Shivkumar Sharma : décès d'un grand maitre du santour indien

 

 

 La tradition classique de la musique indienne a développé son lot d'instruments coulés dans le moule des ragas : le fameux sitar rendu célèbre par Ravi Shankar est dérivé d'un luth persan, le setar ; le violon, typiquement occidental, est devenu incontournable aussi bien au Nord qu'au Sud et a fait d'un Subramaniam l'un des génies de la musique carnatique. De la mandoline de Srinivas au saxophone de Kadri Gopalnath, l'espace de la musique classique indienne a toujours ouvert ses portes pour y faire entrer le souffle renouvelé des instruments exogènes. Shivkumar Sharma, mort le 10 mai 2022, en extirpant le santour, de son usage folklorique du Cachemire, pratiqué dans les cérémonies soufies, a élevé l'instrument à des hauteurs de jeu rarement atteint. En ajoutant des cordes au cithare (100), pour lui permettre de restituer les subtilités du raga, il a peaufiné le son le plus subtil qu'une oreille musicale puisse capter.

 

 C'est principalement dans la partie initiale des ragas, l'alap (long développement non mesuré fondé sur l'improvisation) que se manifeste cette inventivité remarquable. Il y a en soi le paradoxe d'un instrument à cordes frappées, joué avec des baguettes tenues au bout des doigts, l'inscrivant d'emblée dans une dimension percussive (voir le jeu dynamique propre à la musique classique persane, où le santour tient une place éminente). La technique de Shivkumar Sharma, dans ces développements méditatifs, consiste à inscrire le son dans une durée, en opérant des frottements des baguettes sur les cordes. Le son, prolongé, devenu cristallin, confère une allure sonore des plus fines, impalpables, qu'il se puisse entendre (d'où parfois la difficulté à entendre ces subtilités sur CD). Dans cette cascade sonore, on croit entendre un ruissellement aquatique, ou le frottement incontrôlé de quelques diamants lancés ensemble sur une nappe de soie.

 

 Ce son soyeux, comble du raffinement musical, n'est pas le seul apport de Shivkumar Sharma.

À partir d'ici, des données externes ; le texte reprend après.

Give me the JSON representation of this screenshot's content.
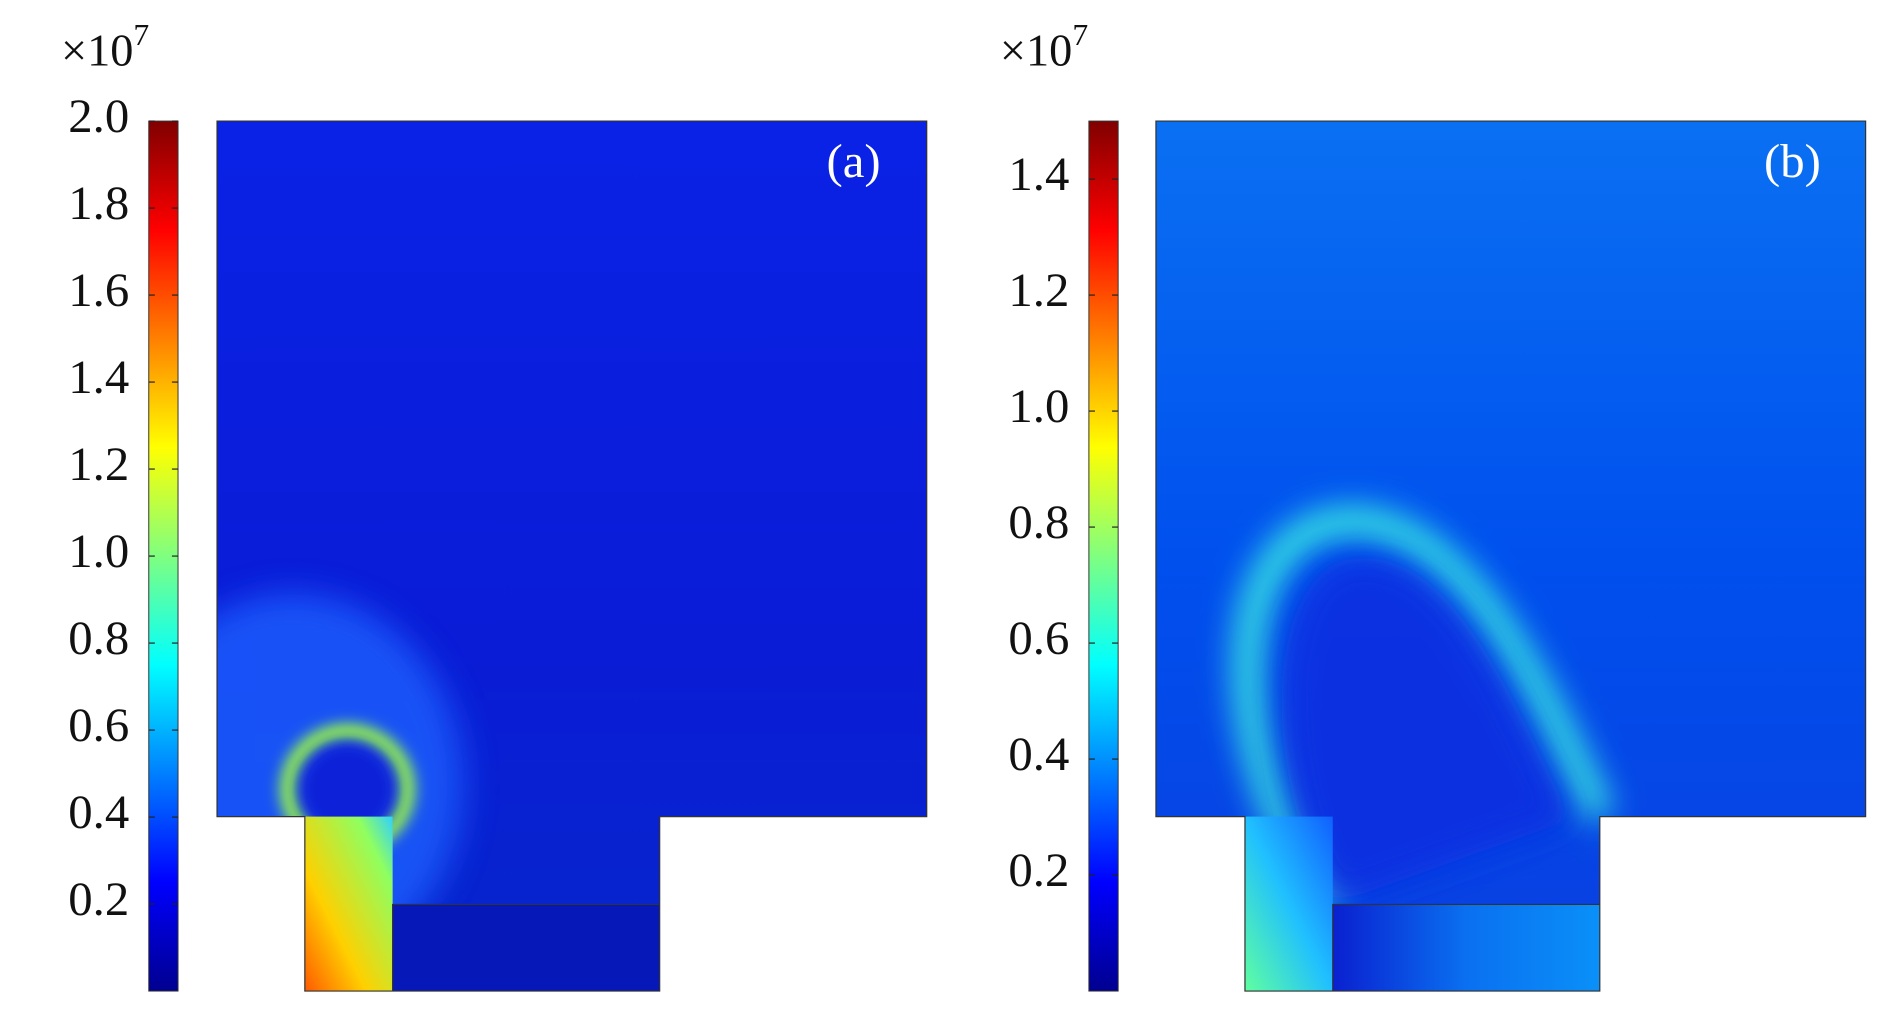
{
  "chart_data": [
    {
      "type": "heatmap",
      "label": "(a)",
      "colormap": "jet",
      "colorbar": {
        "lim": [
          0,
          2.0
        ],
        "multiplier": "×10",
        "exponent": "7",
        "ticks": [
          0.2,
          0.4,
          0.6,
          0.8,
          {
            "value": 1.0,
            "label": "1.0"
          },
          1.2,
          1.4,
          1.6,
          1.8,
          {
            "value": 2.0,
            "label": "2.0"
          }
        ]
      }
    },
    {
      "type": "heatmap",
      "label": "(b)",
      "colormap": "jet",
      "colorbar": {
        "lim": [
          0,
          1.5
        ],
        "multiplier": "×10",
        "exponent": "7",
        "ticks": [
          0.2,
          0.4,
          0.6,
          0.8,
          {
            "value": 1.0,
            "label": "1.0"
          },
          1.2,
          1.4
        ]
      }
    }
  ]
}
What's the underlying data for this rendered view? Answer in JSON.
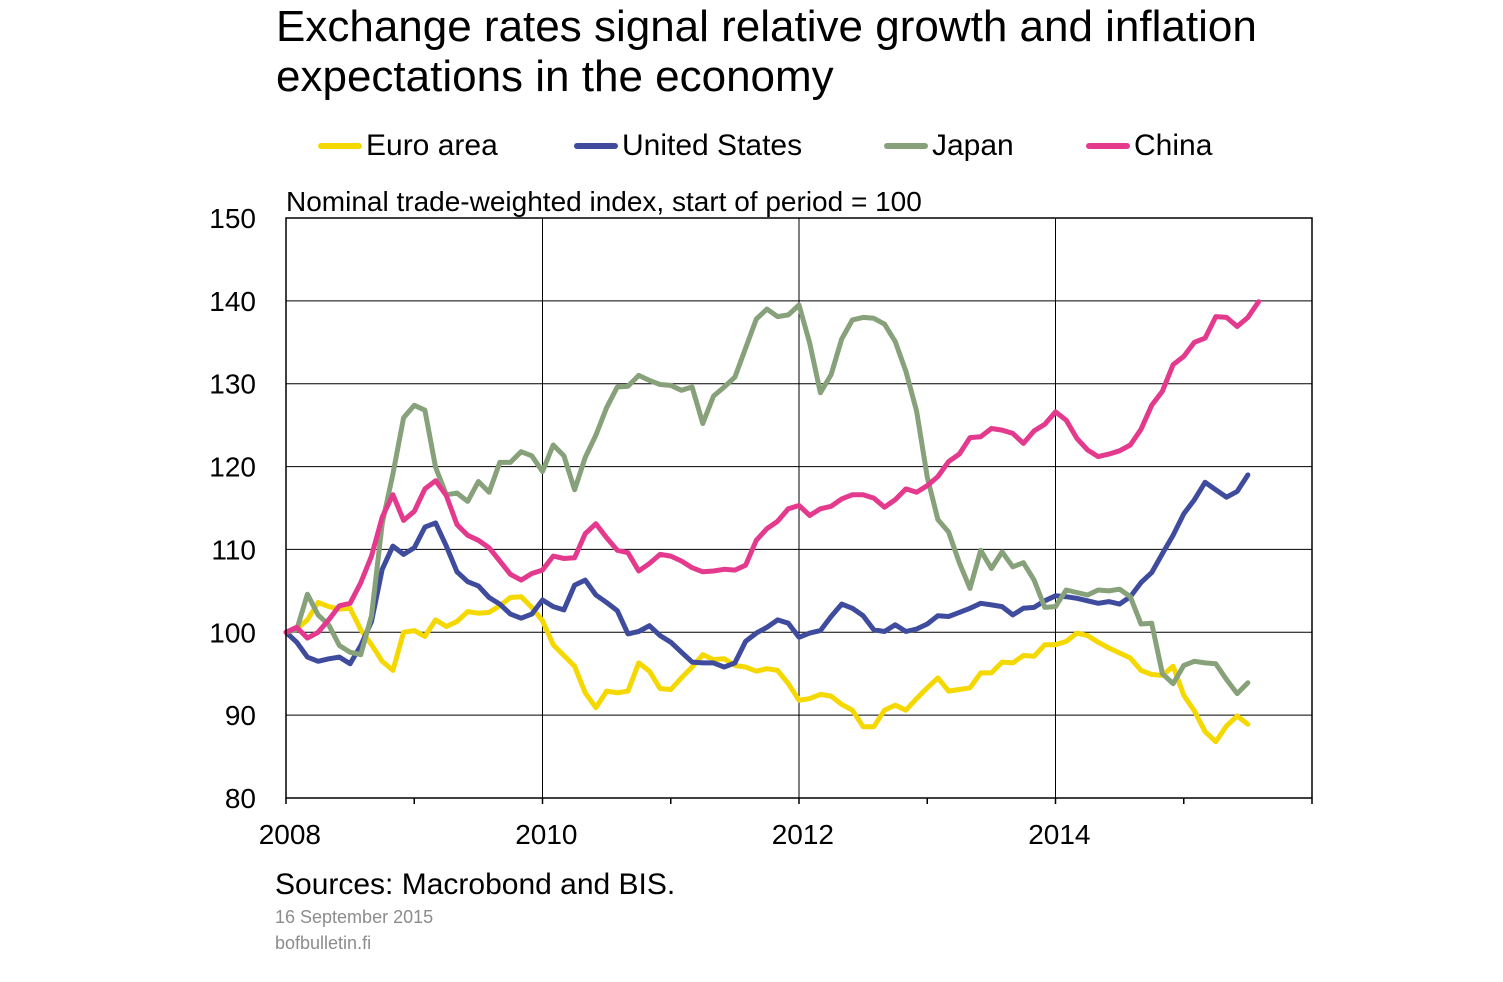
{
  "title": "Exchange rates signal relative growth and inflation expectations in the economy",
  "subtitle": "Nominal trade-weighted index, start of period = 100",
  "source": "Sources: Macrobond and BIS.",
  "date": "16 September 2015",
  "site": "bofbulletin.fi",
  "chart_data": {
    "type": "line",
    "title": "Exchange rates signal relative growth and inflation expectations in the economy",
    "ylabel": "Nominal trade-weighted index, start of period = 100",
    "xlabel": "",
    "ylim": [
      80,
      150
    ],
    "yticks": [
      80,
      90,
      100,
      110,
      120,
      130,
      140,
      150
    ],
    "xlim": [
      2008,
      2016
    ],
    "xtick_labels": [
      "2008",
      "2010",
      "2012",
      "2014"
    ],
    "x_start": "2008-01",
    "x_step": "monthly",
    "grid": true,
    "legend_position": "top",
    "series": [
      {
        "name": "Euro area",
        "color": "#f5d800",
        "values": [
          100.0,
          100.4,
          101.5,
          103.6,
          103.1,
          102.8,
          102.9,
          100.3,
          98.5,
          96.5,
          95.4,
          100.0,
          100.2,
          99.5,
          101.5,
          100.7,
          101.3,
          102.5,
          102.3,
          102.4,
          103.2,
          104.2,
          104.3,
          103.0,
          101.4,
          98.5,
          97.2,
          95.9,
          92.7,
          90.9,
          92.9,
          92.7,
          92.9,
          96.3,
          95.3,
          93.2,
          93.1,
          94.5,
          95.8,
          97.3,
          96.7,
          96.8,
          96.0,
          95.8,
          95.3,
          95.6,
          95.4,
          93.8,
          91.8,
          92.0,
          92.5,
          92.3,
          91.3,
          90.6,
          88.6,
          88.6,
          90.6,
          91.2,
          90.6,
          92.0,
          93.3,
          94.5,
          92.9,
          93.1,
          93.3,
          95.1,
          95.1,
          96.4,
          96.3,
          97.2,
          97.1,
          98.5,
          98.5,
          98.9,
          99.9,
          99.6,
          98.8,
          98.1,
          97.5,
          96.9,
          95.4,
          94.9,
          94.8,
          95.9,
          92.4,
          90.5,
          88.0,
          86.8,
          88.7,
          89.9,
          88.9
        ]
      },
      {
        "name": "United States",
        "color": "#3f4c9e",
        "values": [
          100.0,
          98.8,
          97.0,
          96.5,
          96.8,
          97.0,
          96.2,
          98.4,
          101.3,
          107.6,
          110.4,
          109.4,
          110.2,
          112.7,
          113.2,
          110.4,
          107.3,
          106.1,
          105.6,
          104.2,
          103.4,
          102.2,
          101.7,
          102.2,
          103.9,
          103.1,
          102.7,
          105.7,
          106.3,
          104.5,
          103.6,
          102.6,
          99.8,
          100.1,
          100.8,
          99.6,
          98.8,
          97.6,
          96.4,
          96.3,
          96.3,
          95.8,
          96.3,
          98.9,
          99.9,
          100.6,
          101.5,
          101.1,
          99.4,
          99.9,
          100.2,
          101.9,
          103.4,
          102.9,
          102.0,
          100.3,
          100.1,
          100.9,
          100.1,
          100.4,
          101.0,
          102.0,
          101.9,
          102.4,
          102.9,
          103.5,
          103.3,
          103.1,
          102.1,
          102.9,
          103.0,
          103.8,
          104.4,
          104.3,
          104.1,
          103.8,
          103.5,
          103.7,
          103.4,
          104.3,
          106.0,
          107.2,
          109.5,
          111.7,
          114.3,
          116.0,
          118.1,
          117.2,
          116.3,
          117.0,
          119.0
        ]
      },
      {
        "name": "Japan",
        "color": "#87a17a",
        "values": [
          100.0,
          100.3,
          104.6,
          102.1,
          100.9,
          98.4,
          97.6,
          97.3,
          102.0,
          113.1,
          119.1,
          125.9,
          127.4,
          126.8,
          119.9,
          116.6,
          116.8,
          115.8,
          118.2,
          116.9,
          120.5,
          120.5,
          121.8,
          121.3,
          119.4,
          122.6,
          121.3,
          117.2,
          121.1,
          123.8,
          127.1,
          129.6,
          129.7,
          131.0,
          130.4,
          129.9,
          129.8,
          129.2,
          129.6,
          125.2,
          128.5,
          129.6,
          130.8,
          134.3,
          137.8,
          139.0,
          138.1,
          138.3,
          139.5,
          134.9,
          128.9,
          131.1,
          135.4,
          137.7,
          138.0,
          137.9,
          137.2,
          135.1,
          131.5,
          126.7,
          118.7,
          113.6,
          112.1,
          108.4,
          105.3,
          109.9,
          107.7,
          109.7,
          107.9,
          108.4,
          106.3,
          103.0,
          103.1,
          105.1,
          104.8,
          104.5,
          105.1,
          105.0,
          105.2,
          104.3,
          101.0,
          101.1,
          95.0,
          93.8,
          96.0,
          96.5,
          96.3,
          96.2,
          94.3,
          92.6,
          93.9
        ]
      },
      {
        "name": "China",
        "color": "#e43a8e",
        "values": [
          100.0,
          100.6,
          99.3,
          100.0,
          101.5,
          103.2,
          103.5,
          106.0,
          109.2,
          113.9,
          116.6,
          113.5,
          114.6,
          117.3,
          118.3,
          116.5,
          113.0,
          111.7,
          111.1,
          110.2,
          108.6,
          107.0,
          106.3,
          107.1,
          107.5,
          109.2,
          108.9,
          109.0,
          111.9,
          113.1,
          111.4,
          109.9,
          109.6,
          107.4,
          108.3,
          109.4,
          109.2,
          108.6,
          107.8,
          107.3,
          107.4,
          107.6,
          107.5,
          108.1,
          111.1,
          112.5,
          113.4,
          114.9,
          115.3,
          114.1,
          114.9,
          115.2,
          116.1,
          116.6,
          116.6,
          116.2,
          115.1,
          116.0,
          117.3,
          116.9,
          117.7,
          118.8,
          120.6,
          121.5,
          123.5,
          123.6,
          124.6,
          124.4,
          124.0,
          122.8,
          124.3,
          125.1,
          126.6,
          125.6,
          123.4,
          122.0,
          121.2,
          121.5,
          121.9,
          122.6,
          124.5,
          127.4,
          129.1,
          132.3,
          133.3,
          135.0,
          135.5,
          138.1,
          138.0,
          136.9,
          138.0,
          139.9
        ]
      }
    ]
  }
}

Dans les parties rythmiques des ragas, souvent au comble du développement et du dialogue avec le percussionniste, il mène l'instrument vers un usage percussif, en utilisant littéralement ses mains en appui sur les cordes, dans un de ces moments d'intensité maximale où tabla et cithare convergent vers une même intensité.

 

 Tout comme on verra rarement un flutiste comme Hariprasad Chaurasia dans la musique hindoustanie (du Nord de l'Inde), peu de joueurs, en dehors de Rahul Sharma (son fils à qui il a transmis son savoir) sont à même de suivre les traces d'un tel novateur, si ce n'est dans l'imitation pure. C'est cela le génie musical : tracer une voie en laissant constamment ses empreintes visibles, indélibiles.